Amélia Rodrigues

Amélia Augusta do Sacramento Rodrigues nasceu em 26 de maio de 1861 na Fazenda Campos, localizada na freguesia de Oliveira dos Campinhos, no município de Santo Amaro da Purificação, no estado da Bahia. Filha de Félix Rodrigues e de Dona Maria Raquelina Rodrigues, desde a infância demonstrou elevada condição espiritual, tendo começado a escrever poesias aos 12 anos de idade.
Estudou com o Cônego Alexandrino do Prado e foi aluna dos professores Antônio de Araújo Gomes de Sá e Manuel Rodrigues M. de Almeida. Sua vocação para o ensino era inata. Matriculou-se na escola da professora Cândida Álvares dos Santos e começou a lecionar no Arraial da Lapa.
Alguns anos depois, candidatou-se a uma vaga em Santo Amaro da Purificação. Ela foi bem-sucedida e lecionou lá por oito anos consecutivos. Em 1891, graças à sua habilidade pedagógica e ao seu amor pela causa da educação, foi transferida para Salvador e designada para a Escola Central no bairro de Santo Antônio.
Em 1905, um de seus alunos, ainda adolescente, foi selecionado para ensinar inglês usando o sistema do filósofo Spencer. Amélia Rodrigues não apenas o ajudou a entender o pensamento do filósofo, mas complementou seu aprendizado. Ela lhe disse: “Os jovens precisam de educação moral, que é o princípio fundamental da disciplina social; sem apelar para o coração, educar é formar no homem as forças mais duradouras da ordem social”.

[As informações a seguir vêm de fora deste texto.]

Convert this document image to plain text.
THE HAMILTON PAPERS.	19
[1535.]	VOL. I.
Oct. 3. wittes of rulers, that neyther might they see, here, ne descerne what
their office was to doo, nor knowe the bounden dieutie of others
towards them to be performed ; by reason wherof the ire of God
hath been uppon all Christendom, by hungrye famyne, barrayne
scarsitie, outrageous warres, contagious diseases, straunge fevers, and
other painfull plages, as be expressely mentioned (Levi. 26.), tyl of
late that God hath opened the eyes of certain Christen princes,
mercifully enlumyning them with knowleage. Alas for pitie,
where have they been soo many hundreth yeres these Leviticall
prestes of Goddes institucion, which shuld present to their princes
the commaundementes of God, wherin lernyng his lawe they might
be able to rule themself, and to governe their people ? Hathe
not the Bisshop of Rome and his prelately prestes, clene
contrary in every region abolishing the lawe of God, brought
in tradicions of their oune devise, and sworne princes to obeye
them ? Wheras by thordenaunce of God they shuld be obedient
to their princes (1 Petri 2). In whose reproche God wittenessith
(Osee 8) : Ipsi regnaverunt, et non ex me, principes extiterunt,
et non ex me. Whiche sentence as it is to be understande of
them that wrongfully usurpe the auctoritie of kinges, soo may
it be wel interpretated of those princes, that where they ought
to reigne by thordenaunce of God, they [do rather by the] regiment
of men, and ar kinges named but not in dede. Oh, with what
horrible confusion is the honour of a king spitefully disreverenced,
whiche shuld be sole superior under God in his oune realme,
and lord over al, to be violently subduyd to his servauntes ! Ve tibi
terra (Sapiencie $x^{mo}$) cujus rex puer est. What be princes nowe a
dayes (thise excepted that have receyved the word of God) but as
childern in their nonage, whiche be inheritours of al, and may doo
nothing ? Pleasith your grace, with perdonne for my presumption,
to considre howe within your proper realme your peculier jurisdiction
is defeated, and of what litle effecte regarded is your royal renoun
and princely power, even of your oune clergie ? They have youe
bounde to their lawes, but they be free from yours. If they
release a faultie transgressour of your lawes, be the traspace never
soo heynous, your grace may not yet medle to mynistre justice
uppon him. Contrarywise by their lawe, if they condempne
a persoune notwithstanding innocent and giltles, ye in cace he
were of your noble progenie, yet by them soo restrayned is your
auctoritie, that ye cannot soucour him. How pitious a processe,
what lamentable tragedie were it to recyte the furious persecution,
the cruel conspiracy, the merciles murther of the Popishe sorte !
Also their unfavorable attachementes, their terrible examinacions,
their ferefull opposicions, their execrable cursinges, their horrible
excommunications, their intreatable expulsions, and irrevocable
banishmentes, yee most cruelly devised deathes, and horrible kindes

O pensamento de Amélia Rodrigues coincide com o de Fénelon em O Evangelho segundo o Espiritismo: “Educar é formar homens de bem, não apenas instruí-los”. Notável professora, foi também poetisa emérita, além de aclamada escritora e dramaturga, ou seja, legítima expoente cultural das Letras Baianas. Entre as peças que escreveu estão “Fausta” e “La Natividad”. Também escreveu literatura infantil, obras didáticas e romances.
Quando ele se aposentou, teve dificuldade para descansar. Seu ideal de ensinar ainda estava vivo. Quando recuperou suas energias, voltou a ensinar com mais força ainda e fundou a Escola Infantil Maria Auxiliadora, que mais tarde se tornou a “Ação para os Expostos”.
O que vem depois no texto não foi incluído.